I am setting up outbound firewall rules for the storj node and found blocked traffic to agent.tracing.datasci.storj.io:5775. I cannot find info on the forum related to this.
What is the purpose of this communication please?
From config.yaml:
#address for jaeger agent
#tracing.agent-addr: agent.tracing.datasci.storj.io:5775
#application name for tracing identification
#tracing.app: storagenode
You should not set outbound rules at all, they also must be either disabled or you need to add a permissive rule to allow connection from any port of your node to any host and any port in the internet.
This agent is sending the anonymous usage statistic from your node, you may disable it, if you want.
considering the current climate on the internet, I would argue, that everybody absolutely should control any traffic coming in and out of managed networks.
Storj node operator should block all unknown traffic, allowing established and related connections and new traffic, that is recognized. Especially, when the storj software lives its own life and updates itself without node operator intervention required.
It could be argued, that IP addresses can change over time, so it is up to node operator to watch for changes, or allow connection by port without destination IP.
Over last couple of days I have seen no other blocked connections, storj node reports all good so this would be a complete list for now.
Could you please point me to any documentation, that roughly describes, what data are collected by collectora.storj.io:9000 and agent.tracing.datasci.storj.io:5775? I have no problem to support by sending such data, if that helps smoother node operation and software development.
Sounds like you mixed the inbound connections which must be protected with your own connections, which you makes (outbound). Since the node is p2p software, it cannot work normally, if you block or filter outbound connections or block inbound connections to the node’s port. If you want to allow your node working normally, then please disable all outbound filters/blocks, they are meaningless for p2p.
The best documentation which we have for the statistics agents is our Open Source code on GitHub.
But here are also design and readme:
You can disable this tracing in the configuration (or specify a localhost for example), then it wouldn’t send any statistics about the node behavior.
I have not mixed the in and out. I am discussing the new traffic coming out of the storage node. As long as I properly allow related and established incoming traffic, the node is fine. It is a week of testing today. I see no more recognized traffic and the node behaves and operates as expected.
Thank you for pointing me to the documentation. I will consider to let the telemetry and error collection enabled.
Customers initiate connections to your node. It would not have worked if you did not allow new inbound connections.

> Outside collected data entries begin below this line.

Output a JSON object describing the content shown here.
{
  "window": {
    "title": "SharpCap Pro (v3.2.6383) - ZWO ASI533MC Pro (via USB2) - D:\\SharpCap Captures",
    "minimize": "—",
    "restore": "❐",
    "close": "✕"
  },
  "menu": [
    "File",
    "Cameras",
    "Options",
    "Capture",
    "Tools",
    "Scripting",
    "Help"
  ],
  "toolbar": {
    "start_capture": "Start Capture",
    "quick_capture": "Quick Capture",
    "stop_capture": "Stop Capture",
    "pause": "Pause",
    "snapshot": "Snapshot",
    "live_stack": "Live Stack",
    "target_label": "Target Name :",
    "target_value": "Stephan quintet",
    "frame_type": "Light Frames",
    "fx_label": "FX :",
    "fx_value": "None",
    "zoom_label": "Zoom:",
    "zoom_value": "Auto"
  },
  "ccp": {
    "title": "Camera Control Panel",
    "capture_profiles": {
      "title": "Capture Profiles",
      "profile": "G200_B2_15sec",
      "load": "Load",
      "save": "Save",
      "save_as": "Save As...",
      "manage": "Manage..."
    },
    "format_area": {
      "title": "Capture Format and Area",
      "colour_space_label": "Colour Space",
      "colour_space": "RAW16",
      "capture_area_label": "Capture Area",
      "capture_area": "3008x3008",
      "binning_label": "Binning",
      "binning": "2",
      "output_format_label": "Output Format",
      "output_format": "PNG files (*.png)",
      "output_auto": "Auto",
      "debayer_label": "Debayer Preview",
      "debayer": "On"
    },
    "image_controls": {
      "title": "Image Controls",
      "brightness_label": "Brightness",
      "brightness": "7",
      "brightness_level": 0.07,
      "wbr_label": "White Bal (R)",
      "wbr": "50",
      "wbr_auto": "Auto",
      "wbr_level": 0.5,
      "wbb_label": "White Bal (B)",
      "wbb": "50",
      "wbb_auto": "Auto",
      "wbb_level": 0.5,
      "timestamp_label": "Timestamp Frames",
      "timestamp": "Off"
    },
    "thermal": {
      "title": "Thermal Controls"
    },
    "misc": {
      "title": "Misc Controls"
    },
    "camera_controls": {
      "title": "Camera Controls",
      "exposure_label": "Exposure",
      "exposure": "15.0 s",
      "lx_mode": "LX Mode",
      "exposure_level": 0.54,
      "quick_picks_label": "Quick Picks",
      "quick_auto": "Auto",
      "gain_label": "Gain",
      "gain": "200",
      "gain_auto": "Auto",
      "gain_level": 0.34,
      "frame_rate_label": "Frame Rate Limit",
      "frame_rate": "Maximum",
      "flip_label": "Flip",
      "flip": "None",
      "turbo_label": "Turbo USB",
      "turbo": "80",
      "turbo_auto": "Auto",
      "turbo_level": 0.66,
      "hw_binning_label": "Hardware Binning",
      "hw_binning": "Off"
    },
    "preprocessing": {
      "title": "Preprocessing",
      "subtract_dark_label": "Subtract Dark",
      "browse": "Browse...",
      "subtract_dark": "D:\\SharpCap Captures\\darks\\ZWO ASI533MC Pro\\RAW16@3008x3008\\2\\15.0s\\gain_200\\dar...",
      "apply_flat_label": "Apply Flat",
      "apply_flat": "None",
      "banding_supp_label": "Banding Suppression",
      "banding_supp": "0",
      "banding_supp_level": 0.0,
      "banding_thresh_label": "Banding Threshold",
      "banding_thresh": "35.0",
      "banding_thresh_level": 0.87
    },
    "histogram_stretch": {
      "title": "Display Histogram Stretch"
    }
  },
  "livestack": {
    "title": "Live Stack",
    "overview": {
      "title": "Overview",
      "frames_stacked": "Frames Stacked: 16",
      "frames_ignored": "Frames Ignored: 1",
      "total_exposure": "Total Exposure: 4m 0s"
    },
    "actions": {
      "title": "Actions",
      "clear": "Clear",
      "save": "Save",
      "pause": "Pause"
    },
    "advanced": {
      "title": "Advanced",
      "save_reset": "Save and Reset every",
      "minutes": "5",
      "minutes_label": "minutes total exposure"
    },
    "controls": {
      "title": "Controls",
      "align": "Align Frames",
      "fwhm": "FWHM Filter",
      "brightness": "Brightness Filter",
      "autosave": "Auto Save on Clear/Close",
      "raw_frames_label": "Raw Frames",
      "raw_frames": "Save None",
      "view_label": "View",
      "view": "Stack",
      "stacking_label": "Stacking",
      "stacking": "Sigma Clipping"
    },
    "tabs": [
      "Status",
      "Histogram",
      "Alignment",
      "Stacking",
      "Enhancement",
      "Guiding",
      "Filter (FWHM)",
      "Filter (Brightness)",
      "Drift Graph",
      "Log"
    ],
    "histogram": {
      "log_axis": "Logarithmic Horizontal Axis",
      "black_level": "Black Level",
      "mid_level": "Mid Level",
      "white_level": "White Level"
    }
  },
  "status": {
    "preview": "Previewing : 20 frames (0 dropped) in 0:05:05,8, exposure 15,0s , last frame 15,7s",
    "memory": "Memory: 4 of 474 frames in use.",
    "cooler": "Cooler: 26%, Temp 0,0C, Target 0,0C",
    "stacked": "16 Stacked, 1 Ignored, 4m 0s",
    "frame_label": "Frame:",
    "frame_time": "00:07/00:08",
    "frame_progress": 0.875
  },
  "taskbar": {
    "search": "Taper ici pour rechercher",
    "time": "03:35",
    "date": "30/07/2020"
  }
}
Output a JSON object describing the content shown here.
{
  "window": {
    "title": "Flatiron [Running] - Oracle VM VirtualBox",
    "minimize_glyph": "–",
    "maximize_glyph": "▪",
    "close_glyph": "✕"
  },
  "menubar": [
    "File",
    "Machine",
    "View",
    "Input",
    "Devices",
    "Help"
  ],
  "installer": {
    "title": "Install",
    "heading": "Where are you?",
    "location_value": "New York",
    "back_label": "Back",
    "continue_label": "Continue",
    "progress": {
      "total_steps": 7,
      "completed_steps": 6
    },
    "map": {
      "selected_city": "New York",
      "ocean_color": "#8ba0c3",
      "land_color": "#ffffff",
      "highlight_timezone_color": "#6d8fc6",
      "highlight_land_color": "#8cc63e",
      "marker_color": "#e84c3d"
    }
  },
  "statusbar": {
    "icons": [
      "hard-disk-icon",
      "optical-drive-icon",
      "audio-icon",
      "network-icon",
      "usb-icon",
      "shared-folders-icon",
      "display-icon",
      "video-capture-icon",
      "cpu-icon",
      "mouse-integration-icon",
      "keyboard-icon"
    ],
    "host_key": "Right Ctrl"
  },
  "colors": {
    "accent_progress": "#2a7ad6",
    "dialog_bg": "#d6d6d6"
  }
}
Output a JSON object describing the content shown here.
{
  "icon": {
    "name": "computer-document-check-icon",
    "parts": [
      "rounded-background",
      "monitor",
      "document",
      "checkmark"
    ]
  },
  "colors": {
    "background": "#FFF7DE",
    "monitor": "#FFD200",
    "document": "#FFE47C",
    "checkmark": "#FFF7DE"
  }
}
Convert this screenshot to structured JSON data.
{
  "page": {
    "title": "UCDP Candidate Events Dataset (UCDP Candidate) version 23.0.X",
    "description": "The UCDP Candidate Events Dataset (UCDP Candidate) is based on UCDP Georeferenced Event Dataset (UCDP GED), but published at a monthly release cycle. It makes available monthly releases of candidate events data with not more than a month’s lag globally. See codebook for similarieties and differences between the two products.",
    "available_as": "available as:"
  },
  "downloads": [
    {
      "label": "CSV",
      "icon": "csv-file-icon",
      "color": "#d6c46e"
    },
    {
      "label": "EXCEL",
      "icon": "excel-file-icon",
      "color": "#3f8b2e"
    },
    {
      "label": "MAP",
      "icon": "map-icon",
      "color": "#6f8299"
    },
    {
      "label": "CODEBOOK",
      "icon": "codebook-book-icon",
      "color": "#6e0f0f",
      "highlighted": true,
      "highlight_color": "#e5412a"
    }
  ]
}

Telemetry makes it possible to improve product experience, including for you personally: vendor can only address issues they know about. There are no reasons to disable telemetry, other than performance burden of a poorly implemented one (looking at windows OS). I’d argue, disabling telemetry shall be subject to consideration, not enabling.
Please notice, that I am discussing new outbound traffic initiated by the storj node software only.
It certainly is true, such telemetry enables rapid product improvements, but transparency about such enables trust. A simple network communication port table listed on prerequisites page with short description of each could for sure satisfy not only curious, but advanced operators as well.